SOON René found himself engaged upon an intimacy with Linda Brock—that is to say, he was ever at her command, her constant escort, her listener. She talked of everything, seemed to empty her mind for him. Everything she discussed—the relation of the individual to the race, the race’s rights in the individual, childbirth, the upbringing of children, and the position of women. He had not her reading, and was at first fogged by her discourse, her voluble juggling with topics and ideas that could not enter his mind without engendering a certain heat and releasing some emotion. It was not long, however, before he found himself master of her jargon, not long either before she found out how to use it to bring him to a confusion from which there was no issue but by kisses and embraces, and because he kissed and embraced he loved, or believed that he loved. All his unhappiness he ascribed to their necessary separations, and he was persuaded that his soreness could be healed, his dissatisfactions repaired in a future possession. The force of old habit kept his working life intact, and there he was happy and proud to think that in his love there should be so noble a coolness. He tried to explain this to her, and she said:
“Yes, of course. You must keep your work separate. Love and fine thinking, you know.”

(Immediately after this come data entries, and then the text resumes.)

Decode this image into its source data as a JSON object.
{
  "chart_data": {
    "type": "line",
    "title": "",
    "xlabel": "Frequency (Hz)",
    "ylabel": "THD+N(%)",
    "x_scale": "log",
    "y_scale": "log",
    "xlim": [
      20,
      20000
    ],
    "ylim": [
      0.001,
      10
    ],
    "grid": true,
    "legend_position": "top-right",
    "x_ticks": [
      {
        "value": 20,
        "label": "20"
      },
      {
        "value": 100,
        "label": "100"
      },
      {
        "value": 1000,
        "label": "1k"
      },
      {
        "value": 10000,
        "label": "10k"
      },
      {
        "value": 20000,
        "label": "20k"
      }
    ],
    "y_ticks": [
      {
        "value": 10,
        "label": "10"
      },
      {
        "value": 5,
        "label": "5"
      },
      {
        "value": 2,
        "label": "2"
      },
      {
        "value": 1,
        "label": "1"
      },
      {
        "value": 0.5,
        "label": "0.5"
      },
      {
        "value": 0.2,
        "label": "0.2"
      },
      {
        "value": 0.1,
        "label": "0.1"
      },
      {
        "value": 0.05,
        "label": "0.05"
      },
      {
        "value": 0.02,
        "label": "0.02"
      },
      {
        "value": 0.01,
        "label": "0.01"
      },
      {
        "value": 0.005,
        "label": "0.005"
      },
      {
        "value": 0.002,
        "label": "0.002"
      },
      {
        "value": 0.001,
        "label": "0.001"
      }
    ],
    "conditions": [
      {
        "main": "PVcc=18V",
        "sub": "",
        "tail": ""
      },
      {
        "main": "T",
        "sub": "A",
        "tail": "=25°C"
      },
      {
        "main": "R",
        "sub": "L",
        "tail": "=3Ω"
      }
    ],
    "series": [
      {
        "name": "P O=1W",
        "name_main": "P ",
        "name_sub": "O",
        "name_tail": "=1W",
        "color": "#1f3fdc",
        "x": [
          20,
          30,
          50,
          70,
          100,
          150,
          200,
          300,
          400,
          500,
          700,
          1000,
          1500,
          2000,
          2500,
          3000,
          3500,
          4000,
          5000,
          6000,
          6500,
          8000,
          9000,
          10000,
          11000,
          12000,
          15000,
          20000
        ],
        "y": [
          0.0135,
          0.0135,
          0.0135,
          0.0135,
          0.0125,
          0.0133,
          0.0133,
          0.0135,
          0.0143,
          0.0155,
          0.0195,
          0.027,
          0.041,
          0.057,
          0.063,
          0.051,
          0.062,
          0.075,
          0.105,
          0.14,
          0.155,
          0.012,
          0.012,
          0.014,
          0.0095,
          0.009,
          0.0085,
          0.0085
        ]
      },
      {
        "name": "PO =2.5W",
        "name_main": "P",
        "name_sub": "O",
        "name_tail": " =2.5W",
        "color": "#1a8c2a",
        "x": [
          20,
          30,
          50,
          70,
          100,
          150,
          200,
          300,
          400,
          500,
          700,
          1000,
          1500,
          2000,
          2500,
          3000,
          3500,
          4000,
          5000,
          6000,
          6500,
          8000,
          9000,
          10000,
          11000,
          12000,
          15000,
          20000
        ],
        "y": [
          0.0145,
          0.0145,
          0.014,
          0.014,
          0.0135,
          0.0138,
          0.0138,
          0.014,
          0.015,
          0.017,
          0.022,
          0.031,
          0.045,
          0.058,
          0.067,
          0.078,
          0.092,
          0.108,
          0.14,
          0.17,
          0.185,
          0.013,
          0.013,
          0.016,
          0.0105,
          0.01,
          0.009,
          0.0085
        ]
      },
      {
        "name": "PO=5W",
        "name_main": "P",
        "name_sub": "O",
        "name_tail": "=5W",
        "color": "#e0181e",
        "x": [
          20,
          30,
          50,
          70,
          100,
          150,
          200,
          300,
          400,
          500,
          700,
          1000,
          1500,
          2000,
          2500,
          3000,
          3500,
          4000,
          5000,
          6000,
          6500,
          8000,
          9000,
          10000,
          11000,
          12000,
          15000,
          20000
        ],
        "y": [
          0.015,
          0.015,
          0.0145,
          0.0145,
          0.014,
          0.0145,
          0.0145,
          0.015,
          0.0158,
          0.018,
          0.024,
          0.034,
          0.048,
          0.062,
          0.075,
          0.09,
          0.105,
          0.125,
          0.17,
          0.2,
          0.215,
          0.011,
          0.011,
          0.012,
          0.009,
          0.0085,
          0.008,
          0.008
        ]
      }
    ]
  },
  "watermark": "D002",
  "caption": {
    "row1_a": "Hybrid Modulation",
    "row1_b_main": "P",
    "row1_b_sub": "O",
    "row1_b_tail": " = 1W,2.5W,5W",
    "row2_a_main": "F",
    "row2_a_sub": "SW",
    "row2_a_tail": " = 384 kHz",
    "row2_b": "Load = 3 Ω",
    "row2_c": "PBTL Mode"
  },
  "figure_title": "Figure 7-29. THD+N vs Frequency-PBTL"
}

He liked the phrase, not knowing it for a quotation; but he never observed that she always set herself to disturb his coolness, and never let him go from her till it was drowned in a flood of warmth.

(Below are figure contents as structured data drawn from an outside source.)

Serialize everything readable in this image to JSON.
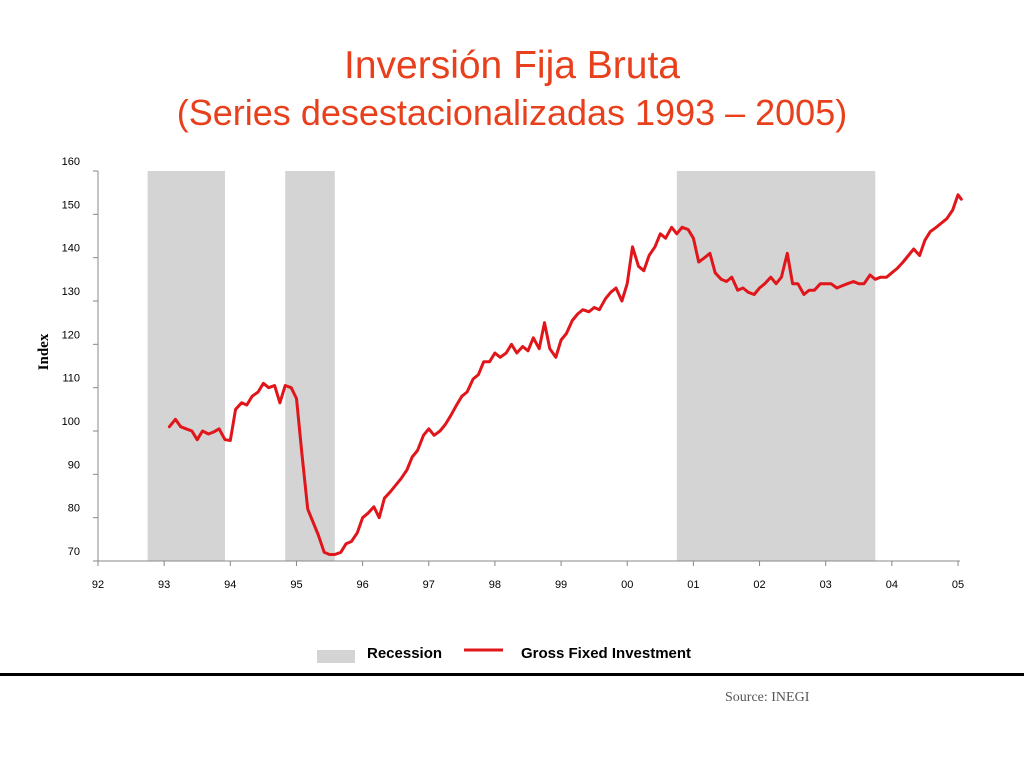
{
  "slide": {
    "title": "Inversión Fija Bruta",
    "subtitle": "(Series desestacionalizadas 1993 – 2005)",
    "source": "Source: INEGI"
  },
  "colors": {
    "title": "#e8401c",
    "series": "#e0161b",
    "recession": "#d4d4d4",
    "axis": "#888888"
  },
  "chart_data": {
    "type": "line",
    "title": "Inversión Fija Bruta",
    "subtitle": "(Series desestacionalizadas 1993 – 2005)",
    "xlabel": "",
    "ylabel": "Index",
    "xlim": [
      1992,
      2005.05
    ],
    "ylim": [
      70,
      160
    ],
    "x_ticks": [
      {
        "value": 1992,
        "label": "92"
      },
      {
        "value": 1993,
        "label": "93"
      },
      {
        "value": 1994,
        "label": "94"
      },
      {
        "value": 1995,
        "label": "95"
      },
      {
        "value": 1996,
        "label": "96"
      },
      {
        "value": 1997,
        "label": "97"
      },
      {
        "value": 1998,
        "label": "98"
      },
      {
        "value": 1999,
        "label": "99"
      },
      {
        "value": 2000,
        "label": "00"
      },
      {
        "value": 2001,
        "label": "01"
      },
      {
        "value": 2002,
        "label": "02"
      },
      {
        "value": 2003,
        "label": "03"
      },
      {
        "value": 2004,
        "label": "04"
      },
      {
        "value": 2005,
        "label": "05"
      }
    ],
    "y_ticks": [
      70,
      80,
      90,
      100,
      110,
      120,
      130,
      140,
      150,
      160
    ],
    "grid": false,
    "legend": "bottom-center",
    "legend_entries": [
      "Recession",
      "Gross Fixed Investment"
    ],
    "recessions": [
      {
        "start": 1992.75,
        "end": 1993.92
      },
      {
        "start": 1994.83,
        "end": 1995.58
      },
      {
        "start": 2000.75,
        "end": 2003.75
      }
    ],
    "series": [
      {
        "name": "Gross Fixed Investment",
        "x": [
          1993.08,
          1993.17,
          1993.25,
          1993.33,
          1993.42,
          1993.5,
          1993.58,
          1993.67,
          1993.75,
          1993.83,
          1993.92,
          1994.0,
          1994.08,
          1994.17,
          1994.25,
          1994.33,
          1994.42,
          1994.5,
          1994.58,
          1994.67,
          1994.75,
          1994.83,
          1994.92,
          1995.0,
          1995.08,
          1995.17,
          1995.25,
          1995.33,
          1995.42,
          1995.5,
          1995.58,
          1995.67,
          1995.75,
          1995.83,
          1995.92,
          1996.0,
          1996.08,
          1996.17,
          1996.25,
          1996.33,
          1996.42,
          1996.5,
          1996.58,
          1996.67,
          1996.75,
          1996.83,
          1996.92,
          1997.0,
          1997.08,
          1997.17,
          1997.25,
          1997.33,
          1997.42,
          1997.5,
          1997.58,
          1997.67,
          1997.75,
          1997.83,
          1997.92,
          1998.0,
          1998.08,
          1998.17,
          1998.25,
          1998.33,
          1998.42,
          1998.5,
          1998.58,
          1998.67,
          1998.75,
          1998.83,
          1998.92,
          1999.0,
          1999.08,
          1999.17,
          1999.25,
          1999.33,
          1999.42,
          1999.5,
          1999.58,
          1999.67,
          1999.75,
          1999.83,
          1999.92,
          2000.0,
          2000.08,
          2000.17,
          2000.25,
          2000.33,
          2000.42,
          2000.5,
          2000.58,
          2000.67,
          2000.75,
          2000.83,
          2000.92,
          2001.0,
          2001.08,
          2001.17,
          2001.25,
          2001.33,
          2001.42,
          2001.5,
          2001.58,
          2001.67,
          2001.75,
          2001.83,
          2001.92,
          2002.0,
          2002.08,
          2002.17,
          2002.25,
          2002.33,
          2002.42,
          2002.5,
          2002.58,
          2002.67,
          2002.75,
          2002.83,
          2002.92,
          2003.0,
          2003.08,
          2003.17,
          2003.25,
          2003.33,
          2003.42,
          2003.5,
          2003.58,
          2003.67,
          2003.75,
          2003.83,
          2003.92,
          2004.0,
          2004.08,
          2004.17,
          2004.25,
          2004.33,
          2004.42,
          2004.5,
          2004.58,
          2004.67,
          2004.75,
          2004.83,
          2004.92,
          2005.0,
          2005.05
        ],
        "values": [
          101,
          102.7,
          101,
          100.5,
          100,
          98,
          100,
          99.3,
          99.8,
          100.5,
          98,
          97.8,
          105,
          106.5,
          106,
          108,
          109,
          111,
          110,
          110.5,
          106.5,
          110.5,
          110,
          107.5,
          95,
          82,
          79,
          76,
          72,
          71.5,
          71.5,
          72,
          74,
          74.5,
          76.5,
          80,
          81,
          82.5,
          80,
          84.5,
          86,
          87.5,
          89,
          91,
          94,
          95.5,
          99,
          100.5,
          99,
          100,
          101.5,
          103.5,
          106,
          108,
          109,
          112,
          113,
          116,
          116,
          118,
          117,
          118,
          120,
          118,
          119.5,
          118.5,
          121.5,
          119,
          125,
          119,
          117,
          121,
          122.5,
          125.5,
          127,
          128,
          127.5,
          128.5,
          128,
          130.5,
          132,
          133,
          130,
          134,
          142.5,
          138,
          137,
          140.5,
          142.5,
          145.5,
          144.5,
          147,
          145.5,
          147,
          146.5,
          144.5,
          139,
          140,
          141,
          136.5,
          135,
          134.5,
          135.5,
          132.5,
          133,
          132,
          131.5,
          133,
          134,
          135.5,
          134,
          135.5,
          141,
          134,
          134,
          131.5,
          132.5,
          132.5,
          134,
          134,
          134,
          133,
          133.5,
          134,
          134.5,
          134,
          134,
          136,
          135,
          135.5,
          135.5,
          136.5,
          137.5,
          139,
          140.5,
          142,
          140.5,
          144,
          146,
          147,
          148,
          149,
          151,
          154.5,
          153.5
        ]
      }
    ]
  }
}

She took him in hand, made him buy clothes, gloves, spats, chose his ties for him and his shirts; discovered that he only wore one shirt a week, and tacitly informed him that two was the irreducible minimum; persuaded him to abolish the parting in his hair and to brush it back; to abandon his straight for winged collars; presented him with gaily-colored socks; lent him books, modern works of fiction and fashionable philosophy; induced him to become a member of the Union, though she could never get him to speak at debates. On her instigation he joined a tennis club in the summer term, proved rather skillful, and was invited by M’Elroy to play for the University second team.
Linda was ambitious for him, but she could not make him ambitious, and she failed to develop opinions in him; but always, just as she was despairing of him and on the point of dismissing him from her mind as dull, he would come out with some simple comment that delighted her with its directness and force. Then she would go to Professor Smallman and talk about René, and the Professor would say:
“A good sound brain. Nothing unusual except that one feels in him things unroused. No passion.”
“Ah! Passion!”
“Yes,” he said, purring, “I put it rather neatly, I think, the other day. The temperament of a clerk with a brain too good for that kind of work. He has a conscience.”
“But do you think he will do anything?”